Call it the Fed’s “oil dividend.” As the central bank’s inflation fighters meet Wednesday to set interest rates, they’ll get some major breathing room from the recent plunge in oil and gasoline prices.
That’s one reason that, after two years of steady rate increases, the Fed is expected to continue the “steady-as-she-goes” rate policy it adopted in August after two years of steady increases.
With oil prices down 20 percent since mid-July and pump prices down 15 percent and falling, fears have rapidly dissipated that high energy prices could touch off another 1970s-style round of inflation. If the recent drop in energy prices holds, Fed watchers say interest rates have likely peaked for now.
“It gives the Fed more reason to stand pat (on rates) beyond the September meeting into the meetings in the final three months of the year,” said Stuart Hoffman, chief economist at PNC Financial.
The government reported fresh evidence of slowing inflation Tuesday. Prices at the wholesale level edged up just 0.1 percent in August. The drop in gasoline helped offset a jump in food costs. And the "core" wholesale inflation rate — which excludes food and energy prices because they bounce around so much — fell by 0.4 percent after a 0.3 percent drop in July. A report last week showed that inflation at the consumer level was up just 0.2 percent in August.
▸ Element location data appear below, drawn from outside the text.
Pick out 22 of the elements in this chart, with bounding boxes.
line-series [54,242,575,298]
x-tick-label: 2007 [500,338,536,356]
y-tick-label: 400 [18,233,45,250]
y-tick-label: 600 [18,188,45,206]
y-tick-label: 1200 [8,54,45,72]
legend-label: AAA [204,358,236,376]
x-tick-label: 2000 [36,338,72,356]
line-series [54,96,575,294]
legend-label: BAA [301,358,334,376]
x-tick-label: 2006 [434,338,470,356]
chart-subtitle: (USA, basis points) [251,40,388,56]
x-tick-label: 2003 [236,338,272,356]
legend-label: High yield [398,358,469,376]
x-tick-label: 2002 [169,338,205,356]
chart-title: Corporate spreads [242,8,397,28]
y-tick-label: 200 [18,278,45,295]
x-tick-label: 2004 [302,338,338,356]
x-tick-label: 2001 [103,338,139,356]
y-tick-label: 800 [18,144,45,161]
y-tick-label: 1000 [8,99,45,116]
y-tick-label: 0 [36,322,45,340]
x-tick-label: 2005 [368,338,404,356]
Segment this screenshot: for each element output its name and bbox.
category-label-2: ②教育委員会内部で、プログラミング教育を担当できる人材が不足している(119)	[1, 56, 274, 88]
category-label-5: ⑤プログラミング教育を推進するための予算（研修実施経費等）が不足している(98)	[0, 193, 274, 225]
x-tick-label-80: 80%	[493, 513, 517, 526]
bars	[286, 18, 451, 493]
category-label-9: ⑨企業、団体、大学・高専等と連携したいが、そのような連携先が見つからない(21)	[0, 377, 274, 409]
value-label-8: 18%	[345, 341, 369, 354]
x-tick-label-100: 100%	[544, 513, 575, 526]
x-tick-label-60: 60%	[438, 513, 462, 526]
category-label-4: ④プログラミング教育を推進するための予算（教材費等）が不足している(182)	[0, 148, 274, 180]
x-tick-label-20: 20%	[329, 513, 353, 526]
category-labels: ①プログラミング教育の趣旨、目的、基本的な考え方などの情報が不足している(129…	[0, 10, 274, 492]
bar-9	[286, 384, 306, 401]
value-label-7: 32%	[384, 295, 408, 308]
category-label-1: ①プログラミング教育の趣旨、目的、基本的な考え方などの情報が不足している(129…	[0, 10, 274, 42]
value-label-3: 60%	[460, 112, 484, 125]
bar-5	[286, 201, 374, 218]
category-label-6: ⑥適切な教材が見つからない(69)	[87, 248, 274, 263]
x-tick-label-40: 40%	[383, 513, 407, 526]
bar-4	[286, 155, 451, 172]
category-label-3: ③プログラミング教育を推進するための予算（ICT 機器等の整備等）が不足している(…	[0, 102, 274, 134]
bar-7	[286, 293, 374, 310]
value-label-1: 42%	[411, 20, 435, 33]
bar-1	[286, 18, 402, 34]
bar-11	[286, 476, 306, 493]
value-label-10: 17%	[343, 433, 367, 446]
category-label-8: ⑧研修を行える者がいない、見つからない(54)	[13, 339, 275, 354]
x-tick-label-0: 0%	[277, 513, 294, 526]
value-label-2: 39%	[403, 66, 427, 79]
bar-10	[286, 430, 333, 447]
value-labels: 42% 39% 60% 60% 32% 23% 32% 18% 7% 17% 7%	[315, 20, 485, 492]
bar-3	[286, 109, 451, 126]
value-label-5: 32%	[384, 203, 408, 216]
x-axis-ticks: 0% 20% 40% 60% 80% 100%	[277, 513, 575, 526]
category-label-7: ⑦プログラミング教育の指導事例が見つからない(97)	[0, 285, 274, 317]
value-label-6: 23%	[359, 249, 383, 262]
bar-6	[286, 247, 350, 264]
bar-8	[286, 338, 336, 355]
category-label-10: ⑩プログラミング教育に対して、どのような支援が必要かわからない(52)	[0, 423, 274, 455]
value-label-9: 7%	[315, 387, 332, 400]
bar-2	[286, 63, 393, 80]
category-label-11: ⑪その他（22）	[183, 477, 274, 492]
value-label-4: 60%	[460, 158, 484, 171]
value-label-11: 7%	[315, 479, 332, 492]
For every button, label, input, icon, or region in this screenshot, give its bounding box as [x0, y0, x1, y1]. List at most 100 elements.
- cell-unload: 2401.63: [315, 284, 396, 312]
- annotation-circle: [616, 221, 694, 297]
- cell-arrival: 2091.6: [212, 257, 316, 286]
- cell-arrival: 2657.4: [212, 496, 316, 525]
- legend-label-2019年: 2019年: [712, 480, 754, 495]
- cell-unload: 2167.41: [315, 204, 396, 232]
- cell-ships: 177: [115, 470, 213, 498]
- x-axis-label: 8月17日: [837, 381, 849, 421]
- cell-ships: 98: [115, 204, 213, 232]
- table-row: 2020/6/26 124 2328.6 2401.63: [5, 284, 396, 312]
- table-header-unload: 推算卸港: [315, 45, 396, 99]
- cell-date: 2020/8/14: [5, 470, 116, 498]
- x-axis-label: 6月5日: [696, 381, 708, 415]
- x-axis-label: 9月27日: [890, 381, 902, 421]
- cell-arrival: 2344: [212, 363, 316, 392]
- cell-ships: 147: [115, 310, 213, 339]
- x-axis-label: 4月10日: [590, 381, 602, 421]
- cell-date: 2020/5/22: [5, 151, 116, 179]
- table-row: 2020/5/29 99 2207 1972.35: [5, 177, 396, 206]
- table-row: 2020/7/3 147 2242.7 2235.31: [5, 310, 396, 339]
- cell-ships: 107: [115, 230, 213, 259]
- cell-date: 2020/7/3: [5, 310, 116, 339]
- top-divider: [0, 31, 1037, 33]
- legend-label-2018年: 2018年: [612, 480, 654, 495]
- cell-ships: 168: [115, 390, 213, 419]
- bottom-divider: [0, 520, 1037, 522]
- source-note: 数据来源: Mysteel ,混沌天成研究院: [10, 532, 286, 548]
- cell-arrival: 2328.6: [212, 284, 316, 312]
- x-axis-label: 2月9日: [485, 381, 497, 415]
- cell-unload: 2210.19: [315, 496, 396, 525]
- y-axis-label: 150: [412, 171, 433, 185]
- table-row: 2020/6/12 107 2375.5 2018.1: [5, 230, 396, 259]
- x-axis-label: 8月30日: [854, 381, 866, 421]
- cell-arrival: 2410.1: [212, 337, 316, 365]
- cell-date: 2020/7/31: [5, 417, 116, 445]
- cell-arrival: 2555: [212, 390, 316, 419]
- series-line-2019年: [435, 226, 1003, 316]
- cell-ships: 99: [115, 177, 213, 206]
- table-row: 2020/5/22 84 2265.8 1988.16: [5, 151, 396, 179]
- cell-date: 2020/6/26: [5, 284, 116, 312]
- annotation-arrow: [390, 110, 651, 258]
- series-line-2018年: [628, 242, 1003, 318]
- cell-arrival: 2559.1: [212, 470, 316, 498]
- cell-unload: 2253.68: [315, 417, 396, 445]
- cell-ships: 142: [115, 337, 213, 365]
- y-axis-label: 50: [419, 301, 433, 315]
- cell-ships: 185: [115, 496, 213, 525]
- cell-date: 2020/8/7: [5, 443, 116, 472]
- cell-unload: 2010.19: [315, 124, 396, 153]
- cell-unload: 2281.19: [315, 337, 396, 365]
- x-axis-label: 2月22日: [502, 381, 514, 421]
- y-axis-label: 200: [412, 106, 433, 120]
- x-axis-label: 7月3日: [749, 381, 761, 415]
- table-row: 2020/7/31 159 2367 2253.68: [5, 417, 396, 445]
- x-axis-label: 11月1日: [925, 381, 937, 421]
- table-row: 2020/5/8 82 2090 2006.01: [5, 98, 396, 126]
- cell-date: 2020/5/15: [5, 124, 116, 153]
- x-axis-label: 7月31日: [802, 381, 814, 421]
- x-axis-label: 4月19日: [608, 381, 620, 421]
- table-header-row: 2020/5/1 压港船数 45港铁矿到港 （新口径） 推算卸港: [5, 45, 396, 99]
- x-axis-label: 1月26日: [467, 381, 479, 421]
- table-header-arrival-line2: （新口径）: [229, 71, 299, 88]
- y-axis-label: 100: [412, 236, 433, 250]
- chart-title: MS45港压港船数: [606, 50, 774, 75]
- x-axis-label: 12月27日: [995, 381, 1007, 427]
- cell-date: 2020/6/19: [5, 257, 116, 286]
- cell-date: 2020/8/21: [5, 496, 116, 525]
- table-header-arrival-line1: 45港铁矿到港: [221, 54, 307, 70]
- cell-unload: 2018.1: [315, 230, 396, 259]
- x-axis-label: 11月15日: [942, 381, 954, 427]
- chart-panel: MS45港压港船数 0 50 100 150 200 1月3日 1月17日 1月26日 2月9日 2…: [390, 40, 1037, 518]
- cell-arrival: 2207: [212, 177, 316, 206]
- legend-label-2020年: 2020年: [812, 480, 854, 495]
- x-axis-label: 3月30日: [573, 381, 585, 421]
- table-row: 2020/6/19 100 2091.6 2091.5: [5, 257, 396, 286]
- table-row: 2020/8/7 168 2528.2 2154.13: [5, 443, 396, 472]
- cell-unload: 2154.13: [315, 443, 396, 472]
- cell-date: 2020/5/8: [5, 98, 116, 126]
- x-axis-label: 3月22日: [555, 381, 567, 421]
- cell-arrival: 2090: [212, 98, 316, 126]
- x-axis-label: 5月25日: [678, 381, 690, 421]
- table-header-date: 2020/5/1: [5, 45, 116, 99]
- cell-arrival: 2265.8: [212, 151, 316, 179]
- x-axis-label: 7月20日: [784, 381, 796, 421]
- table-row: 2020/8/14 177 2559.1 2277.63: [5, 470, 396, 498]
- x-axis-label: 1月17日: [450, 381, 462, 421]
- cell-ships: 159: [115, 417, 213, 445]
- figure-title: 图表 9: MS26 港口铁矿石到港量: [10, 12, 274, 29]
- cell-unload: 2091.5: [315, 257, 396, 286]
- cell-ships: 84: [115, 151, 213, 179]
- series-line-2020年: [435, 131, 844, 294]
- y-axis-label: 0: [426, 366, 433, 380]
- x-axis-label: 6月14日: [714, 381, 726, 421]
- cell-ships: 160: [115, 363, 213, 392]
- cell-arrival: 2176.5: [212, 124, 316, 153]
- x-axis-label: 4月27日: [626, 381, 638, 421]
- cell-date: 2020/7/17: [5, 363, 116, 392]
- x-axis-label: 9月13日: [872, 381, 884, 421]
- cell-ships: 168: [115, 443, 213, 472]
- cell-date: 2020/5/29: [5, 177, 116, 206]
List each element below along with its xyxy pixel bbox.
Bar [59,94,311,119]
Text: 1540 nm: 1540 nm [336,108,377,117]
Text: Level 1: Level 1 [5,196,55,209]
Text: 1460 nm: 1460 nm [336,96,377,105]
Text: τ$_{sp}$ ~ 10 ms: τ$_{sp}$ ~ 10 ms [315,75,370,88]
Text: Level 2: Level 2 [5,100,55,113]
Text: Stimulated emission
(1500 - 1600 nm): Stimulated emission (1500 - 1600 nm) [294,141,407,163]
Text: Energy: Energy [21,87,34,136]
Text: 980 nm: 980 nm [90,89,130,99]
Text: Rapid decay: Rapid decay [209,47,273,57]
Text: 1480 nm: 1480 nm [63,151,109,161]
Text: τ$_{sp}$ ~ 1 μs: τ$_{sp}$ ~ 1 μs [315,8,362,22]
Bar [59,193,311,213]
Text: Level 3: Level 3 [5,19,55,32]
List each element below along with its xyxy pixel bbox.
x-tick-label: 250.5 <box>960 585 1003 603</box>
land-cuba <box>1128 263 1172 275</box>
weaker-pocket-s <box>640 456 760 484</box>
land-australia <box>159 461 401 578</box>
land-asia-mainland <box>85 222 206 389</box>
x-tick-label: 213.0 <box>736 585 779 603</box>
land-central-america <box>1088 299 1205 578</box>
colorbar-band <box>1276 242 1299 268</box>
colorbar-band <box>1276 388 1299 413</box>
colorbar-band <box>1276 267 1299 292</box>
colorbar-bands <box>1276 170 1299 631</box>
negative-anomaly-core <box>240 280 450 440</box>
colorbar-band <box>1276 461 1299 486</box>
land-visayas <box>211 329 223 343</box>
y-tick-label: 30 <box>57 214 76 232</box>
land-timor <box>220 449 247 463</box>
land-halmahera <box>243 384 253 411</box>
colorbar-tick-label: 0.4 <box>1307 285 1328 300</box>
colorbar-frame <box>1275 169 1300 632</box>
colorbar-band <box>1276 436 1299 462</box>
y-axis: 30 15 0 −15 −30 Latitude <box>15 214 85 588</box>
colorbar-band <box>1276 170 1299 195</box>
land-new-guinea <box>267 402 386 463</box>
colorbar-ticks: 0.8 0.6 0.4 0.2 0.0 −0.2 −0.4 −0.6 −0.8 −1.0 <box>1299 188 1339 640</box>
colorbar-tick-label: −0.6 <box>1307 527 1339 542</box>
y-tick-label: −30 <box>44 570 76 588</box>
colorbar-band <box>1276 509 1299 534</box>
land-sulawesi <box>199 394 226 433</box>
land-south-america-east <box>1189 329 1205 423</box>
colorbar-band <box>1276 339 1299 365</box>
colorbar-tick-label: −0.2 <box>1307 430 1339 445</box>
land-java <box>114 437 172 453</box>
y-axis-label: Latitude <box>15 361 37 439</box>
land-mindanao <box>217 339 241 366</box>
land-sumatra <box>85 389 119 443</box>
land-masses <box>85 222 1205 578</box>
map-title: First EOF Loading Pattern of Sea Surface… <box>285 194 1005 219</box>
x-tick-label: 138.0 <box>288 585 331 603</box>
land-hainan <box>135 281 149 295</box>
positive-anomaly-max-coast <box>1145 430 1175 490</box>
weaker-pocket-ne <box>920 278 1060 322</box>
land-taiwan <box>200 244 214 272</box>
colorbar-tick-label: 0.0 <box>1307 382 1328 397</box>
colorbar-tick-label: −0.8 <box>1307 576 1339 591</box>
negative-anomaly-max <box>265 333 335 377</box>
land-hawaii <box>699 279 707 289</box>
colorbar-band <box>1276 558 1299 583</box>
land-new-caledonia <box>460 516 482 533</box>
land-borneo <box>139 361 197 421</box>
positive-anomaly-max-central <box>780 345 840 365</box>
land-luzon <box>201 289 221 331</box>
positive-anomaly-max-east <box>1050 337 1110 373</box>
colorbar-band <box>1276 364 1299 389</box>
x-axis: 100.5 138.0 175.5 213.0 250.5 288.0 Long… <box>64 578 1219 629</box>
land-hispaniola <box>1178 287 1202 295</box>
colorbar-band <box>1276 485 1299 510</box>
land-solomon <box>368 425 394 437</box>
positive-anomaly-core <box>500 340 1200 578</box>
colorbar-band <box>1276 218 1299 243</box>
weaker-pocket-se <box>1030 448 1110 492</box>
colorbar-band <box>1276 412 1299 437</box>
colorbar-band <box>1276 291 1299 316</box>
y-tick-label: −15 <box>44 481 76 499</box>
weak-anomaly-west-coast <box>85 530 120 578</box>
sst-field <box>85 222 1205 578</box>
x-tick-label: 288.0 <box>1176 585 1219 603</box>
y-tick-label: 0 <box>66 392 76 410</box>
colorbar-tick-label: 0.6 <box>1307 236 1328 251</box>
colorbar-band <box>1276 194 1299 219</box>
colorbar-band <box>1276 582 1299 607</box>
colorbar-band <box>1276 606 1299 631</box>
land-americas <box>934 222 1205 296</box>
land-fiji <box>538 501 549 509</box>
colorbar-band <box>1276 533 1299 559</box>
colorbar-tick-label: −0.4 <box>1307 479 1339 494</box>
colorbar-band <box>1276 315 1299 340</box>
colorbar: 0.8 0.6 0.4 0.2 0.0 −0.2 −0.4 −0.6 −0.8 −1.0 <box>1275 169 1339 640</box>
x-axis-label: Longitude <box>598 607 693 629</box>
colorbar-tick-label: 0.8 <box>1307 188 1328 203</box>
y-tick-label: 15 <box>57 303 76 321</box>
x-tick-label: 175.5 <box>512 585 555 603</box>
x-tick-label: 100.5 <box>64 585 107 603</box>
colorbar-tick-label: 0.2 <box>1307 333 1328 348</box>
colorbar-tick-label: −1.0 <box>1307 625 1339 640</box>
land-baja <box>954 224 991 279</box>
In a separate report, the Commerce Department reported Tuesday that the housing market continues to slow down. Construction of new homes fell 6 percent in August, a much bigger decline than analysts had been expecting. Building permits hit their lowest level in nearly four years, a sign that the slowdown will continue in the months ahead.
Saving billions at the pump
With energy prices falling, consumers are getting immediate inflation relief at the pump. After peaking just over $3 a gallon in mid-July, gasoline prices have fallen to an average of about $2.60 as of last week — with further prices drops expected. In some parts of the country, pump prices have fallen back through the $2-a-gallon mark.
Energy analyst Peter Beutel estimates that consumers save about $3.8 million a day for every penny knocked off the price of a gallon of gasoline. That means consumers have saved billions of dollars from falling pump prices in the past month.
A sustained drop in energy prices could also take price pressure off airlines, shippers and other transportation companies that have been passing along their higher fuel costs to consumers.
The slowing housing market is also helping to cool inflation.
“With the housing sector now in a recession, with the inflation scare largely over, there's no reason at all for the Fed to raise rates,” Morgan Stanley chief economist Stephen Roach told CNBC Monday. “They’ll certainly stand pat and they'll continue to do that, and I think there's good chance they'll be talking about easing (rates) in early '07.”
That’s the view of about half the 22 Wall Street banks surveyed Monday by Dow Jones. Twenty of them expect the Federal Open Market Committee, which sets shorter-term rates, to hold rates steady at 5.25 percent at Wednesday’s meeting. Last month, the FOMC ended a two-year round of rate increases that raised the federal funds rate from a low of 1 percent. (The federal funds rate is the rate banks pay the Fed for short-term loans.)
But some economists say it’s too early to begin looking for rates to fall next year. In fact, a long-term drop in energy prices might even make it harder for the Fed to cut rates, according to Scott Brown, chief economist at Raymond James & Assoc.
“If gas prices continue down, consumer spending is likely to pick up even more,” he said. “And you have to ask: ‘Is the economy growing too fast where inflation pressures are likely to heat up again?’ ”
Higher energy prices have been just one of several factors pushing prices higher. After years of price-cutting made possible by lower manufacturing costs overseas, prices of imported goods have begun rising — thanks to a drop in the value of the dollar.
“Import prices were falling from 1995 to 2001 and early 2002,” said David Huether, chief economist at the National Association of Manufacturers. “When the dollar started coming down, within a quarter or so you saw prices of imports start to pick up. They’re not deflationary any more.”
Even if energy prices remain at lower levels – and that’s a big “if” – the folks at the Fed pay closest attention to the so-called “core” inflation rate - the statistic that excludes food and energy prices because they are subject to big, sudden ups and downs.
“(Core) inflation is already above the top of the Fed’s target,” said Hoffman. “Right now, they’re being patient. But it’s not like it’s been is at the lower end of the range and is starting to accelerate. It’s already gone through the presumed 2.0 to 2.5 percent threshold.”